Unlike this year’s celebrated Randy Rogers and Wade Bowen duet record, this album doesn’t contain any new tunes, nor any true duets for that matter; it just happens to be two scene-defining artists taking turns telling their respective stories. Of course, the acoustic styling and the location of the recording is the same as Canada’s 2013 solo debut, Some Old, Some New, Maybe a Cover or Two. On that record, as is the case here in several instances, Canada’s vocals are strained and weary, which is obvious during a hilarious alternate version of Ragweed’s “The Years.” The spontaneous laughs of McClure, mixed with the crystal clear, raw-boned guitar strums and Canada’s admirable vocal soldiering could be applied to a reading of a Panda Express menu and it would ooze familiarity, authenticity, and soul. As fans, it’s natural to want our artists to be the best of friends — like Waylon, Willie, and the boys — and as evidenced by the palpable camaraderie, Canada and McClure are super-tight, propelling this album along with a swift pleasantness.

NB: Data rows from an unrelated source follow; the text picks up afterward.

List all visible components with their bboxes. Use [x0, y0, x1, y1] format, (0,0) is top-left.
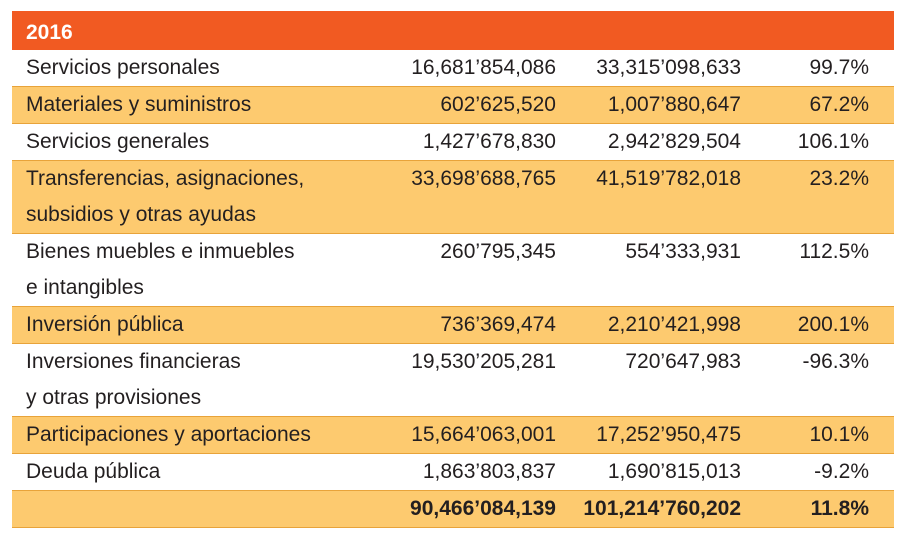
value-2015: 1,427’678,830 — [422, 130, 556, 153]
value-2016: 720’647,983 — [625, 350, 741, 373]
row-label: Deuda pública — [12, 454, 386, 490]
value-2016: 17,252’950,475 — [596, 423, 741, 446]
percent-change: 200.1% — [797, 313, 869, 336]
table-header: 2016 — [12, 11, 894, 50]
row-label-line: y otras provisiones — [26, 386, 202, 409]
value-2016: 1,690’815,013 — [607, 460, 741, 483]
table-row: Participaciones y aportaciones 15,664’063… — [12, 416, 894, 453]
table-row: Servicios generales 1,427’678,830 2,942’82… — [12, 123, 894, 160]
percent-change: -96.3% — [802, 350, 869, 373]
row-label: Inversiones financieras y otras provision… — [12, 344, 386, 416]
total-label — [12, 491, 386, 527]
total-percent-change: 11.8% — [810, 497, 869, 520]
header-year: 2016 — [26, 20, 73, 44]
total-value-2015: 90,466’084,139 — [410, 497, 556, 520]
value-2015: 260’795,345 — [440, 240, 556, 263]
table-row: Materiales y suministros 602’625,520 1,007… — [12, 86, 894, 123]
total-row: 90,466’084,139 101,214’760,202 11.8% — [12, 490, 894, 527]
percent-change: 10.1% — [809, 423, 869, 446]
row-label: Participaciones y aportaciones — [12, 417, 386, 453]
row-label-line: Transferencias, asignaciones, — [26, 167, 305, 190]
budget-table: 2016 Servicios personales 16,681’854,086 3… — [12, 11, 894, 528]
table-row: Inversiones financieras y otras provision… — [12, 343, 894, 416]
value-2015: 15,664’063,001 — [411, 423, 556, 446]
row-label: Materiales y suministros — [12, 87, 386, 123]
table-row: Inversión pública 736’369,474 2,210’421,99… — [12, 306, 894, 343]
value-2015: 602’625,520 — [440, 93, 556, 116]
table-body: Servicios personales 16,681’854,086 33,315… — [12, 50, 894, 528]
value-2015: 16,681’854,086 — [411, 56, 556, 79]
table-row: Transferencias, asignaciones, subsidios y… — [12, 160, 894, 233]
value-2015: 19,530’205,281 — [411, 350, 556, 373]
table-row: Servicios personales 16,681’854,086 33,315… — [12, 50, 894, 86]
row-label: Bienes muebles e inmuebles e intangibles — [12, 234, 386, 306]
percent-change: 67.2% — [809, 93, 869, 116]
value-2016: 33,315’098,633 — [596, 56, 741, 79]
percent-change: -9.2% — [814, 460, 869, 483]
value-2016: 554’333,931 — [625, 240, 741, 263]
percent-change: 106.1% — [797, 130, 869, 153]
row-label-line: Inversiones financieras — [26, 350, 241, 373]
row-label: Servicios generales — [12, 124, 386, 160]
row-label-line: Participaciones y aportaciones — [26, 423, 311, 446]
percent-change: 99.7% — [809, 56, 869, 79]
row-label-line: e intangibles — [26, 276, 144, 299]
row-label-line: Servicios generales — [26, 130, 210, 153]
value-2016: 1,007’880,647 — [607, 93, 741, 116]
total-value-2016: 101,214’760,202 — [583, 497, 741, 520]
value-2016: 41,519’782,018 — [596, 167, 741, 190]
value-2015: 736’369,474 — [440, 313, 556, 336]
value-2016: 2,210’421,998 — [607, 313, 741, 336]
percent-change: 23.2% — [809, 167, 869, 190]
row-label-line: Servicios personales — [26, 56, 220, 79]
table-row: Deuda pública 1,863’803,837 1,690’815,013 -… — [12, 453, 894, 490]
row-label-line: Deuda pública — [26, 460, 161, 483]
row-label: Transferencias, asignaciones, subsidios y… — [12, 161, 386, 233]
value-2016: 2,942’829,504 — [607, 130, 741, 153]
table-row: Bienes muebles e inmuebles e intangibles 2… — [12, 233, 894, 306]
value-2015: 33,698’688,765 — [411, 167, 556, 190]
row-label: Servicios personales — [12, 50, 386, 86]
row-label-line: Inversión pública — [26, 313, 184, 336]
percent-change: 112.5% — [799, 240, 869, 263]
row-label-line: Materiales y suministros — [26, 93, 252, 116]
row-label: Inversión pública — [12, 307, 386, 343]
row-label-line: Bienes muebles e inmuebles — [26, 240, 295, 263]
row-label-line: subsidios y otras ayudas — [26, 203, 256, 226]
value-2015: 1,863’803,837 — [422, 460, 556, 483]
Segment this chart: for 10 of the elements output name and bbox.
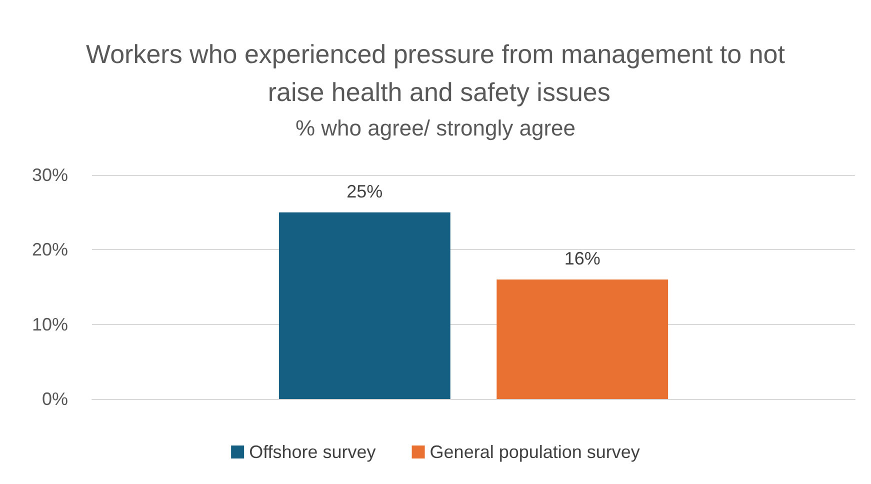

Of the many revelations here, a trio of tunes from Cross Canadian Ragweed’s 2004 album, Soul Gravy offers a stellar bit of then-and-now style perspective. Given the stripped-down treatment, “Lonely Girl,” and “Leave Me Alone,” are both stunning in how well each morphs from mellow Southern rock to the vulnerable folk style apparent here. And while the version of “Pay” here isn’t really that different from the original, there’s something about the starkness of the performance that hammers its tragic message home with extra profundity.
For the vast majority of the album, the guys alternate between songs. And it becomes apparent early on that when McClure takes his turn on the mic, he’s there to share his love of three things: his family (see: “Pink, OK,” “Lucky Man,” and “Hung Down Head,” a duet with his daughter, Marleigh); his faith (see: “Between Two Thieves,”); and his late friend, Tom Skinner. A handful of McClure’s tunes here were songs written with the revered Oklahoma troubadour, who died this past July. The live setting and casually loose delivery of the artists allows songs such as “Ashes and Dust,” and “Used to Be” to become proper, loving odes to the man McClure, Canada, and so many others credit as a founding father of the Red Dirt way of making music.